La descritta testuale inadeguatezza motivazionale, tale da evidenziarne la manifesta illogicità, comporta anch’essa la necessità di annullare la sentenza impugnata, con rinvio ad altra Sezione della Corte di appello di Palermo che, oltre a rivalutare, alla luce dei rilievi già formulati da questa Corte, la utilizzabilità o meno delle investigazioni difensive addotte in giudizio dalla difesa della parte civile costituita, riconsidererà, altresì, la sussistenza o meno, tenuto conto delle risultanze processuali in atti, delle ragioni per disporre una perizia tecnica volta alla verifica della compatibilità del quadro nosologico del prevenuto con la ricorrenza delle condizioni necessarie ai fini della sua piena imputabilità.

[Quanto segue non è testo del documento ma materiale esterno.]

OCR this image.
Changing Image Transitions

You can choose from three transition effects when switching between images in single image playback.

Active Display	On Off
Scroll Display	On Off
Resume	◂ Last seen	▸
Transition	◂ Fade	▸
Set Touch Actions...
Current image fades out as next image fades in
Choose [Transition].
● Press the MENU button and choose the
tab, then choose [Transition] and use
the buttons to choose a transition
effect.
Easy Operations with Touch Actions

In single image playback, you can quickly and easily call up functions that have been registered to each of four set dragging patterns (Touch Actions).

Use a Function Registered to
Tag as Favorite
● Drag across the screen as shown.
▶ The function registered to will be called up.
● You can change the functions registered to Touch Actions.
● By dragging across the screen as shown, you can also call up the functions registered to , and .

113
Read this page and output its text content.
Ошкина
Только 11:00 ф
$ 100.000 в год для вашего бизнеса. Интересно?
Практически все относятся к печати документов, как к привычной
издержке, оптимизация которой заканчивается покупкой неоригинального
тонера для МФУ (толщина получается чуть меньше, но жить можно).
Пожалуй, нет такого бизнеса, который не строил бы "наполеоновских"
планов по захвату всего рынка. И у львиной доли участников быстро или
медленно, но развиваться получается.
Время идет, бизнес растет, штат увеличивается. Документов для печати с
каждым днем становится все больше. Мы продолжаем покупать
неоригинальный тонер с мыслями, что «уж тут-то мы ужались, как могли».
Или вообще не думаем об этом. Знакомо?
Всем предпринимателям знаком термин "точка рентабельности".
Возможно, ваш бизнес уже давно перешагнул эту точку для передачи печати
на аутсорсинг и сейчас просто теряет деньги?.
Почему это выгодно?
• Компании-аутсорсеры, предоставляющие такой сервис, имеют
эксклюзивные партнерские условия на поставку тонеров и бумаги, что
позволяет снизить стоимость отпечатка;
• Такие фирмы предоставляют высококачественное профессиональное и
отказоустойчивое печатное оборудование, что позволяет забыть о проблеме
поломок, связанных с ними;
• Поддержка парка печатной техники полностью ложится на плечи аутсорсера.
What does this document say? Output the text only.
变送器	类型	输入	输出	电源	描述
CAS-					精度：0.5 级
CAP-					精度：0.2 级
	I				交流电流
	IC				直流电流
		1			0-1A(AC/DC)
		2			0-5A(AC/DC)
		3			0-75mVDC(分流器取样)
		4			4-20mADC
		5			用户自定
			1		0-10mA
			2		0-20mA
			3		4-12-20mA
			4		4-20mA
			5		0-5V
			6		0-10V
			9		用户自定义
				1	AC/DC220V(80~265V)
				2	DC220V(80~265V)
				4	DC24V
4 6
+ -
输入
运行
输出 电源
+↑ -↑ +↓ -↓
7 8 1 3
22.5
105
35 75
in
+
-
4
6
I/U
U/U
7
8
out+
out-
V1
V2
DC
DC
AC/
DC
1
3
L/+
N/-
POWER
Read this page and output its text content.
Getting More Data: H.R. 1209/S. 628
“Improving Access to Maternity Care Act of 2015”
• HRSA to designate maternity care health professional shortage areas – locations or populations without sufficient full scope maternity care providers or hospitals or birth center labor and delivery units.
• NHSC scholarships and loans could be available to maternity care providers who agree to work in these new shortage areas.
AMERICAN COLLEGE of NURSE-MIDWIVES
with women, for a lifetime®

L’accoglimento del ricorso del F. per le ragioni esposte comporta l’assorbimento sia delle residue doglianze rappresentate dall’imputato nell’atto introduttivo del presente giudizio sia dei motivi di impugnazione della sentenza presentati dalla Procura generale di Palermo.
L’accoglimento del ricorso del F. , comportando, altresì, la sostanziale soccombenza nel presente grado di giudizio delle parti civili, esclude, anche, l’accoglimento della domanda delle medesime parti volta alla condanna dell’imputato alla rifusione delle spese di difesa sostenute di fronte a questa Corte.
P.Q.M.
Annulla la sentenza impugnata, limitatamente alla imputabilità del ricorrente ed alla utilizzabilità delle indagini difensive, con rinvio ad altra Sezione della Corte di appello di Palermo.